Horb dirige le centre national d'échange d'informations sur les espèces génétiquement modifiées de Xenopus, une grenouille griffue utilisée dans la recherche en laboratoire. Le centre développe des lignées de grenouilles transgéniques à usage scientifique et les distribue aux chercheurs.
Hamdoun envisage un centre de ressources similaire pour les gamins de son laboratoire. Ils ont déjà commencé à envoyer de minuscules flacons de sperme d'oursin transgénique aux scientifiques intéressés, qui peuvent élever des oursins sur mesure avec des œufs acquis dans le laboratoire de Hamdoun ou auprès d'une autre source.
Hamdoun se souvient très bien du temps qu'il a passé plus tôt dans sa carrière à essayer de retrouver des extraits aléatoires d'ADN nécessaires à ses recherches, de la déception et de la frustration d'avoir écrit à des professeurs et à d'anciens postdoctorants pour découvrir que le matériel avait été perdu depuis longtemps. Il préfère que les générations futures de scientifiques consacrent leur temps à la découverte.

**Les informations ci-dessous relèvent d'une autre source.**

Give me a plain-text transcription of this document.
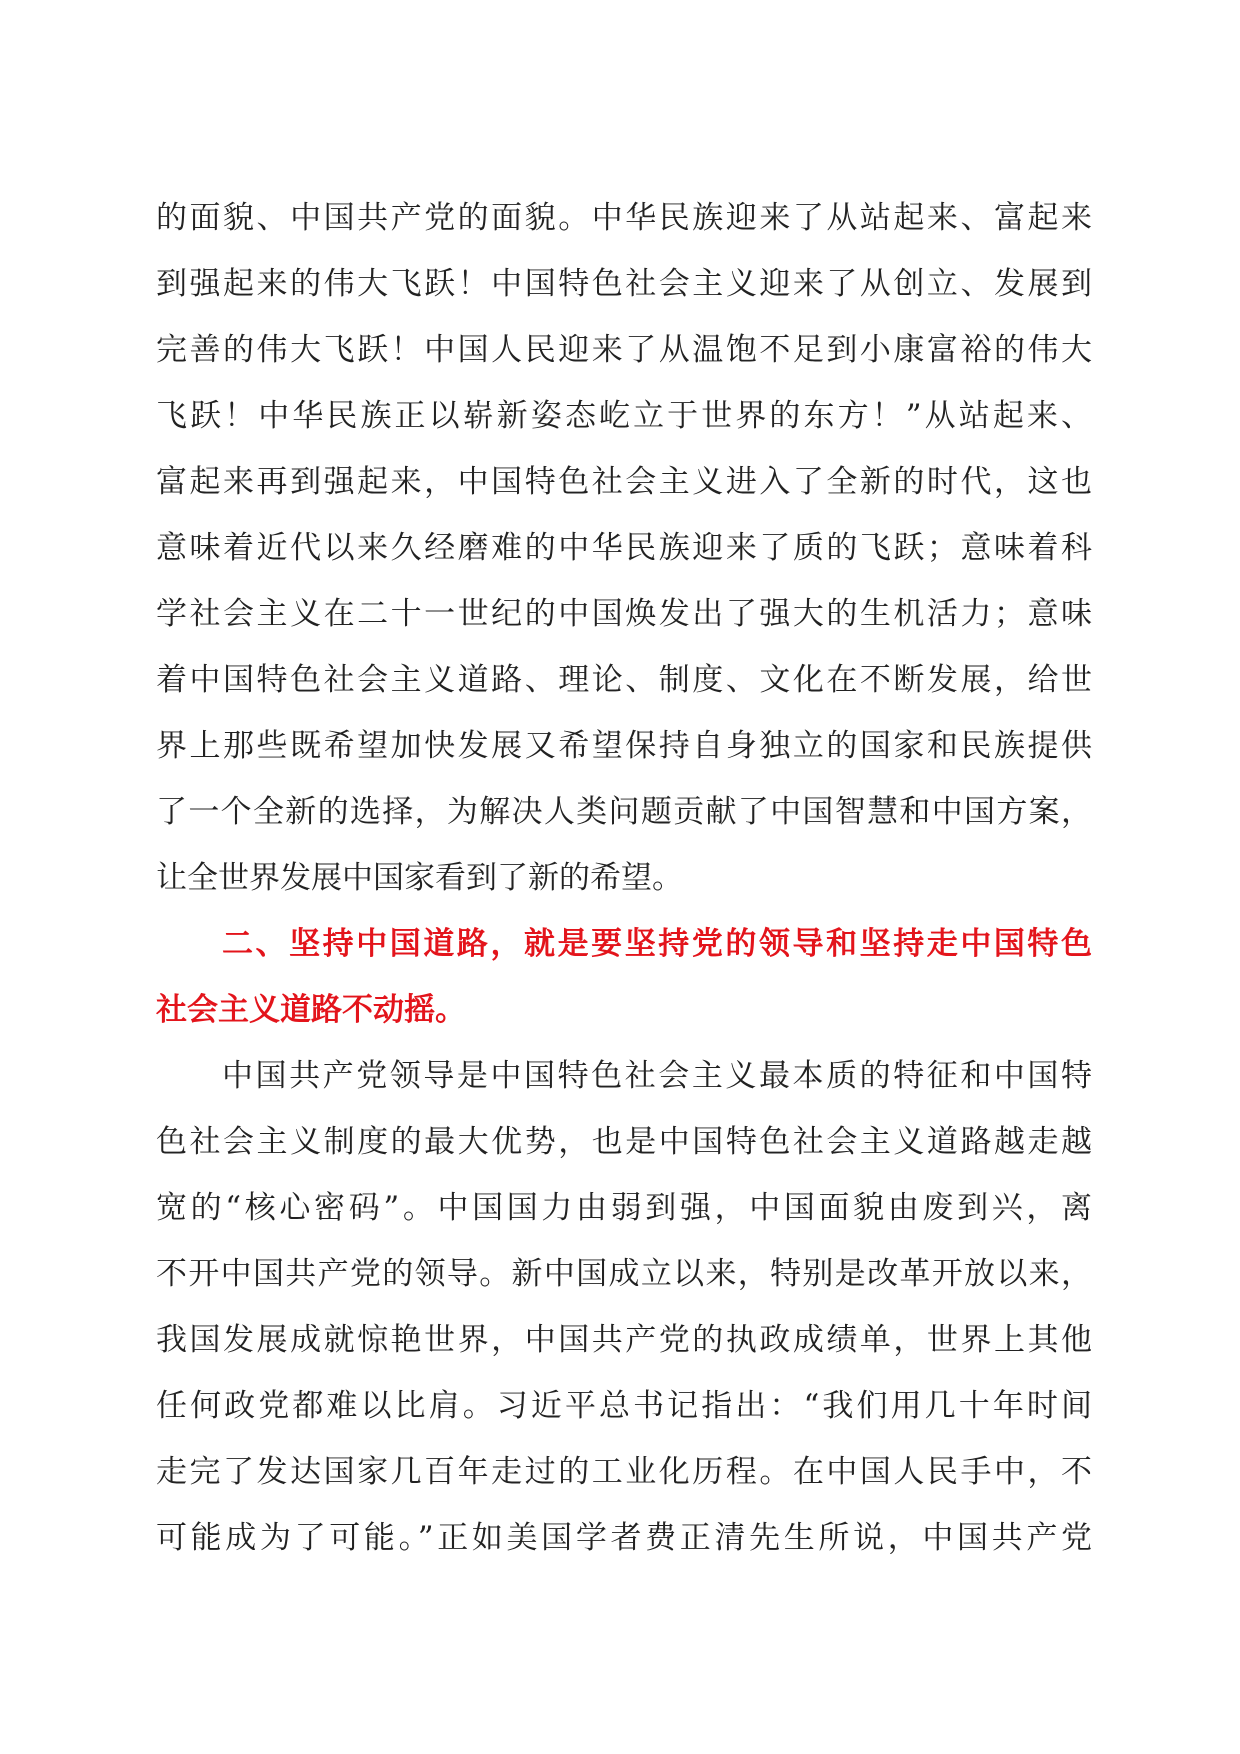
的面貌、中国共产党的面貌。中华民族迎来了从站起来、富起来
到强起来的伟大飞跃！中国特色社会主义迎来了从创立、发展到
完善的伟大飞跃！中国人民迎来了从温饱不足到小康富裕的伟大
飞跃！中华民族正以崭新姿态屹立于世界的东方！”从站起来、
富起来再到强起来，中国特色社会主义进入了全新的时代，这也
意味着近代以来久经磨难的中华民族迎来了质的飞跃；意味着科
学社会主义在二十一世纪的中国焕发出了强大的生机活力；意味
着中国特色社会主义道路、理论、制度、文化在不断发展，给世
界上那些既希望加快发展又希望保持自身独立的国家和民族提供
了一个全新的选择，为解决人类问题贡献了中国智慧和中国方案，
让全世界发展中国家看到了新的希望。
二、坚持中国道路，就是要坚持党的领导和坚持走中国特色
社会主义道路不动摇。
中国共产党领导是中国特色社会主义最本质的特征和中国特
色社会主义制度的最大优势，也是中国特色社会主义道路越走越
宽的“核心密码”。中国国力由弱到强，中国面貌由废到兴，离
不开中国共产党的领导。新中国成立以来，特别是改革开放以来，
我国发展成就惊艳世界，中国共产党的执政成绩单，世界上其他
任何政党都难以比肩。习近平总书记指出：“我们用几十年时间
走完了发达国家几百年走过的工业化历程。在中国人民手中，不
可能成为了可能。”正如美国学者费正清先生所说，中国共产党
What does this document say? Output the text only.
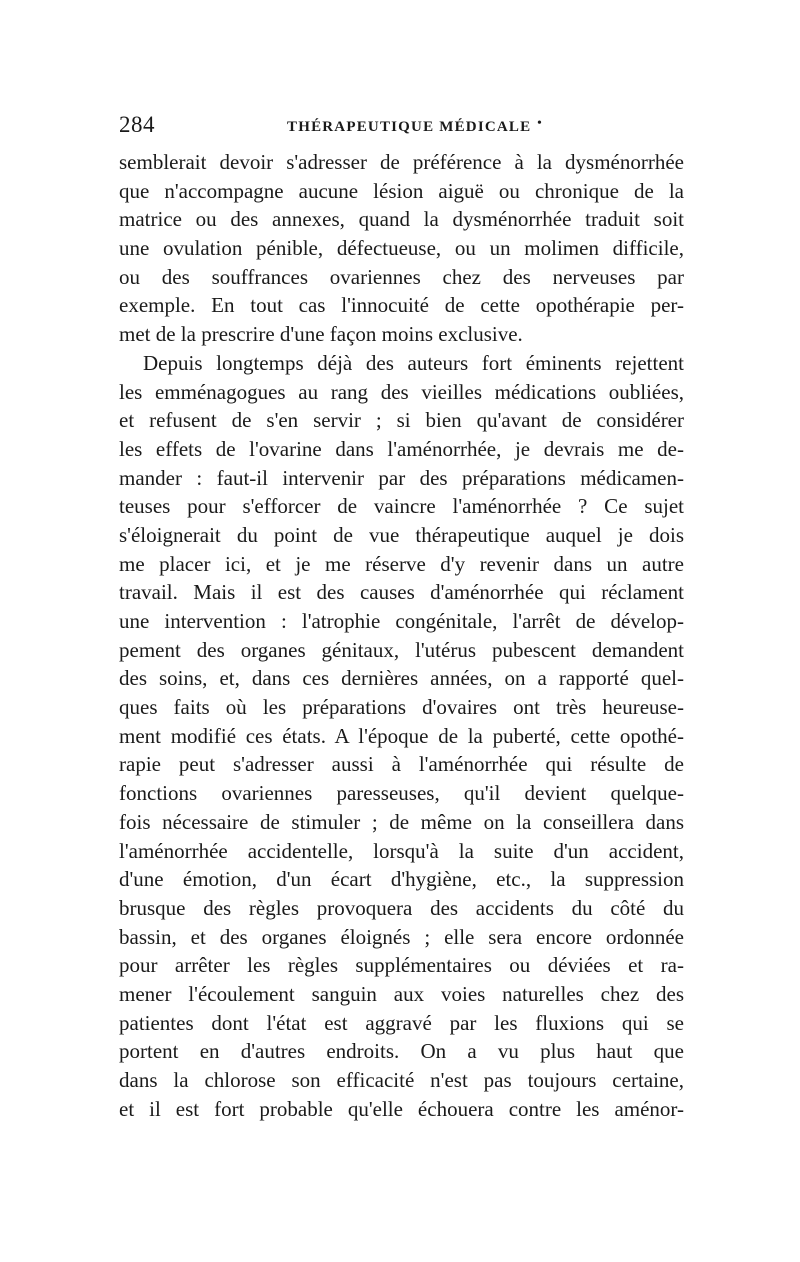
284	THÉRAPEUTIQUE MÉDICALE •
semblerait devoir s'adresser de préférence à la dysménorrhée
que n'accompagne aucune lésion aiguë ou chronique de la
matrice ou des annexes, quand la dysménorrhée traduit soit
une ovulation pénible, défectueuse, ou un molimen difficile,
ou des souffrances ovariennes chez des nerveuses par
exemple. En tout cas l'innocuité de cette opothérapie per-
met de la prescrire d'une façon moins exclusive.
Depuis longtemps déjà des auteurs fort éminents rejettent
les emménagogues au rang des vieilles médications oubliées,
et refusent de s'en servir ; si bien qu'avant de considérer
les effets de l'ovarine dans l'aménorrhée, je devrais me de-
mander : faut-il intervenir par des préparations médicamen-
teuses pour s'efforcer de vaincre l'aménorrhée ? Ce sujet
s'éloignerait du point de vue thérapeutique auquel je dois
me placer ici, et je me réserve d'y revenir dans un autre
travail. Mais il est des causes d'aménorrhée qui réclament
une intervention : l'atrophie congénitale, l'arrêt de dévelop-
pement des organes génitaux, l'utérus pubescent demandent
des soins, et, dans ces dernières années, on a rapporté quel-
ques faits où les préparations d'ovaires ont très heureuse-
ment modifié ces états. A l'époque de la puberté, cette opothé-
rapie peut s'adresser aussi à l'aménorrhée qui résulte de
fonctions ovariennes paresseuses, qu'il devient quelque-
fois nécessaire de stimuler ; de même on la conseillera dans
l'aménorrhée accidentelle, lorsqu'à la suite d'un accident,
d'une émotion, d'un écart d'hygiène, etc., la suppression
brusque des règles provoquera des accidents du côté du
bassin, et des organes éloignés ; elle sera encore ordonnée
pour arrêter les règles supplémentaires ou déviées et ra-
mener l'écoulement sanguin aux voies naturelles chez des
patientes dont l'état est aggravé par les fluxions qui se
portent en d'autres endroits. On a vu plus haut que
dans la chlorose son efficacité n'est pas toujours certaine,
et il est fort probable qu'elle échouera contre les aménor-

"La biologie est vraiment intéressante", a-t-il déclaré. "Plus il y aura de gens qui y auront accès, plus nous en apprendrons."
Plus d'informations : Elliot W. Jackson et al, Transgénèse germinale stable utilisant l'élément MinosTc1/marine chez l'oursin, Lytechinus pictus, bioRxiv (2024). DOI :10.1101/2024.03.26.586777
Informations sur le journal : bioRxiv
2024 Los Angeles Times. Distribué par Tribune Content Agency, LLC.